NEWARK, N.J. - December 28, 2011

The National Transportation Safety Board released a preliminary report late Monday on the Dec. 20 crash that killed New York investment banker Jeffrey Buckalew, his wife, their two children and a colleague.

Buckalew had taken off from Teterboro Airport and was flying to Georgia. Buckalew's father said the family also had planned to fly to Tennessee to visit Corinne Buckalew's family and then back to Charlottesville, Va., where she lived with the children.

The NTSB report draws no conclusions on what caused the crash. A final probable-cause report could take a year or more to complete.

The single-engine turboprop crashed about 15 minutes after takeoff from Teterboro on a wooded median on Interstate 287 near Morristown, causing a fire. The plane's propeller came to rest next to the roadway's northbound lanes, and part of the right wing was found a quarter-mile away in a tree, according to the report. No injuries were reported on the ground.

The report describes how Buckalew radioed to air traffic controllers that he was experiencing icing at 17,000 feet and requested to climb to a higher altitude. The plane rose to 17,900 feet before descending, the NTSB said. Witnesses described the plane spiraling downward; some thought it was performing aerial acrobatics.

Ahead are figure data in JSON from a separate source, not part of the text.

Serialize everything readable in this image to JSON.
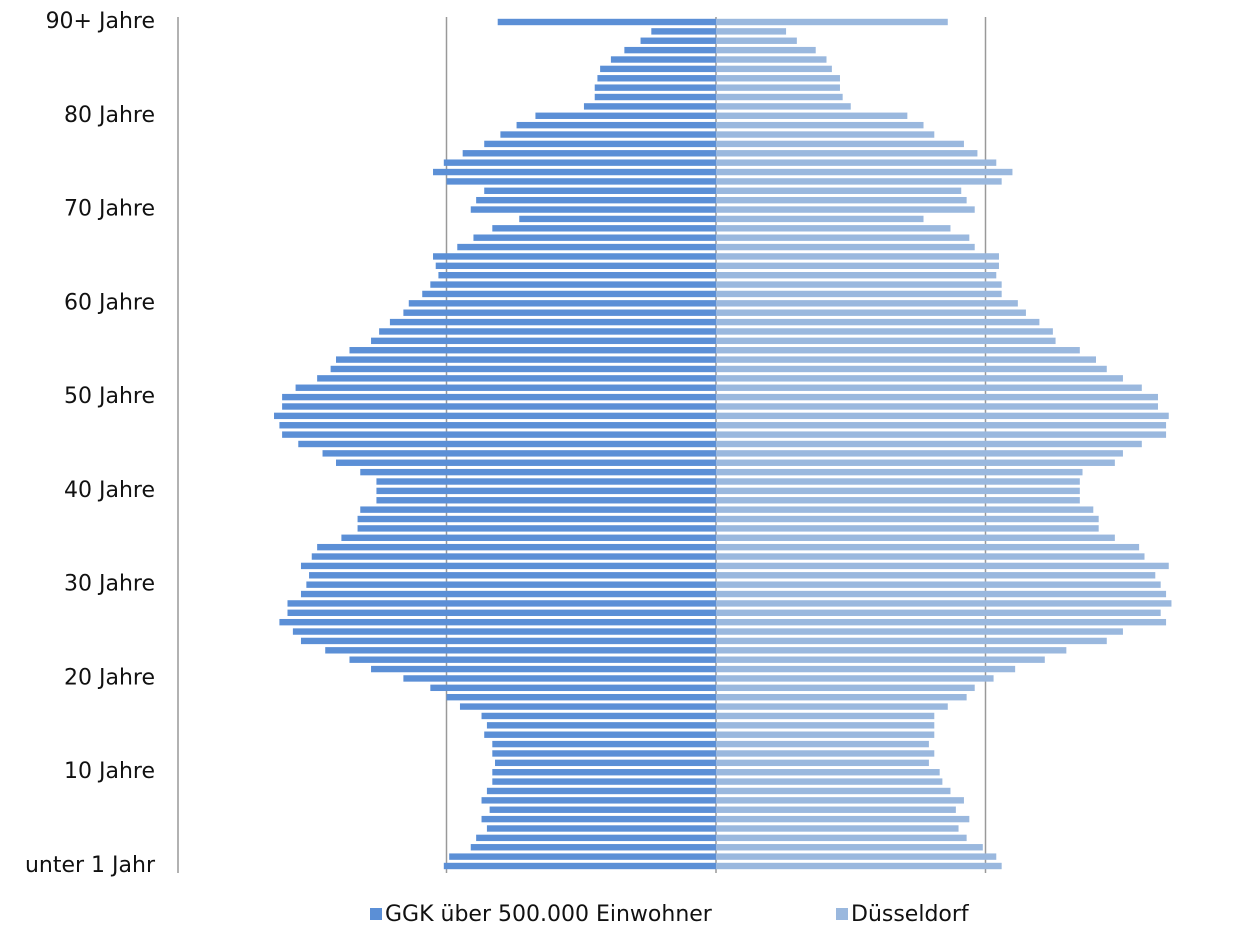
{
  "chart_data": {
    "type": "pyramid",
    "categories": [
      "unter 1 Jahr",
      null,
      null,
      null,
      null,
      null,
      null,
      null,
      null,
      null,
      "10 Jahre",
      null,
      null,
      null,
      null,
      null,
      null,
      null,
      null,
      null,
      "20 Jahre",
      null,
      null,
      null,
      null,
      null,
      null,
      null,
      null,
      null,
      "30 Jahre",
      null,
      null,
      null,
      null,
      null,
      null,
      null,
      null,
      null,
      "40 Jahre",
      null,
      null,
      null,
      null,
      null,
      null,
      null,
      null,
      null,
      "50 Jahre",
      null,
      null,
      null,
      null,
      null,
      null,
      null,
      null,
      null,
      "60 Jahre",
      null,
      null,
      null,
      null,
      null,
      null,
      null,
      null,
      null,
      "70 Jahre",
      null,
      null,
      null,
      null,
      null,
      null,
      null,
      null,
      null,
      "80 Jahre",
      null,
      null,
      null,
      null,
      null,
      null,
      null,
      null,
      null,
      "90+ Jahre"
    ],
    "series": [
      {
        "name": "GGK über 500.000 Einwohner",
        "color": "#5b8fd6",
        "side": "left",
        "values": [
          1.01,
          0.99,
          0.91,
          0.89,
          0.85,
          0.87,
          0.84,
          0.87,
          0.85,
          0.83,
          0.83,
          0.82,
          0.83,
          0.83,
          0.86,
          0.85,
          0.87,
          0.95,
          1.0,
          1.06,
          1.16,
          1.28,
          1.36,
          1.45,
          1.54,
          1.57,
          1.62,
          1.59,
          1.59,
          1.54,
          1.52,
          1.51,
          1.54,
          1.5,
          1.48,
          1.39,
          1.33,
          1.33,
          1.32,
          1.26,
          1.26,
          1.26,
          1.32,
          1.41,
          1.46,
          1.55,
          1.61,
          1.62,
          1.64,
          1.61,
          1.61,
          1.56,
          1.48,
          1.43,
          1.41,
          1.36,
          1.28,
          1.25,
          1.21,
          1.16,
          1.14,
          1.09,
          1.06,
          1.03,
          1.04,
          1.05,
          0.96,
          0.9,
          0.83,
          0.73,
          0.91,
          0.89,
          0.86,
          1.0,
          1.05,
          1.01,
          0.94,
          0.86,
          0.8,
          0.74,
          0.67,
          0.49,
          0.45,
          0.45,
          0.44,
          0.43,
          0.39,
          0.34,
          0.28,
          0.24,
          0.81
        ]
      },
      {
        "name": "Düsseldorf",
        "color": "#9ab8de",
        "side": "right",
        "values": [
          1.06,
          1.04,
          0.99,
          0.93,
          0.9,
          0.94,
          0.89,
          0.92,
          0.87,
          0.84,
          0.83,
          0.79,
          0.81,
          0.79,
          0.81,
          0.81,
          0.81,
          0.86,
          0.93,
          0.96,
          1.03,
          1.11,
          1.22,
          1.3,
          1.45,
          1.51,
          1.67,
          1.65,
          1.69,
          1.67,
          1.65,
          1.63,
          1.68,
          1.59,
          1.57,
          1.48,
          1.42,
          1.42,
          1.4,
          1.35,
          1.35,
          1.35,
          1.36,
          1.48,
          1.51,
          1.58,
          1.67,
          1.67,
          1.68,
          1.64,
          1.64,
          1.58,
          1.51,
          1.45,
          1.41,
          1.35,
          1.26,
          1.25,
          1.2,
          1.15,
          1.12,
          1.06,
          1.06,
          1.04,
          1.05,
          1.05,
          0.96,
          0.94,
          0.87,
          0.77,
          0.96,
          0.93,
          0.91,
          1.06,
          1.1,
          1.04,
          0.97,
          0.92,
          0.81,
          0.77,
          0.71,
          0.5,
          0.47,
          0.46,
          0.46,
          0.43,
          0.41,
          0.37,
          0.3,
          0.26,
          0.86
        ]
      }
    ],
    "xlim": [
      -2,
      2
    ],
    "xticks": [
      -1,
      0,
      1
    ],
    "grid": true,
    "legend": "bottom"
  }
}
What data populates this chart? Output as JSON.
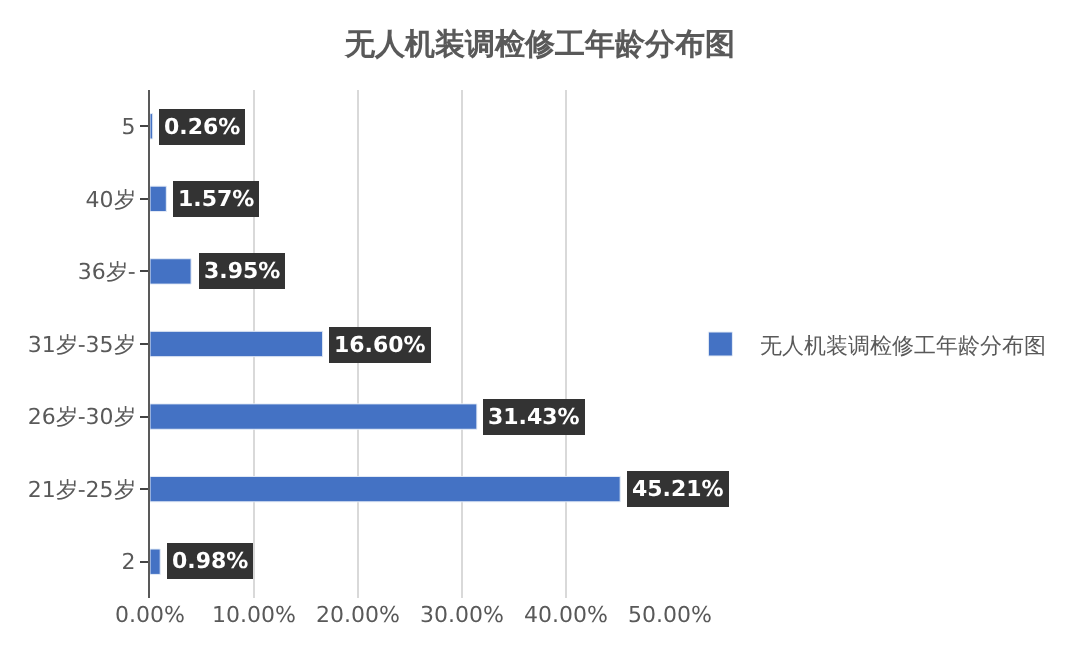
{
  "chart_data": {
    "type": "bar",
    "orientation": "horizontal",
    "title": "无人机装调检修工年龄分布图",
    "categories": [
      "5",
      "40岁",
      "36岁-",
      "31岁-35岁",
      "26岁-30岁",
      "21岁-25岁",
      "2"
    ],
    "series": [
      {
        "name": "无人机装调检修工年龄分布图",
        "color": "#4472c4",
        "values": [
          0.26,
          1.57,
          3.95,
          16.6,
          31.43,
          45.21,
          0.98
        ]
      }
    ],
    "value_labels": [
      "0.26%",
      "1.57%",
      "3.95%",
      "16.60%",
      "31.43%",
      "45.21%",
      "0.98%"
    ],
    "xlim": [
      0,
      50
    ],
    "xticks": [
      {
        "value": 0,
        "label": "0.00%"
      },
      {
        "value": 10,
        "label": "10.00%"
      },
      {
        "value": 20,
        "label": "20.00%"
      },
      {
        "value": 30,
        "label": "30.00%"
      },
      {
        "value": 40,
        "label": "40.00%"
      },
      {
        "value": 50,
        "label": "50.00%"
      }
    ],
    "grid": "x",
    "legend": "right"
  }
}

Audio recordings available online revealed that numerous pilots in the area around the time of the crash discussed icing issues with controllers, with some pilots saying they had passed out of the icing conditions as they climbed above 17,000 or 18,000 feet.

Buckalew was licensed to fly using instruments and had reported 1,400 hours of total flight experience on his latest certificate application in July, the NTSB report said. The Socata TBM 700 was manufactured in 2005 and had been inspected in late July. The plane had flown a total of about 725 hours at the time of its last logbook entry in mid-November.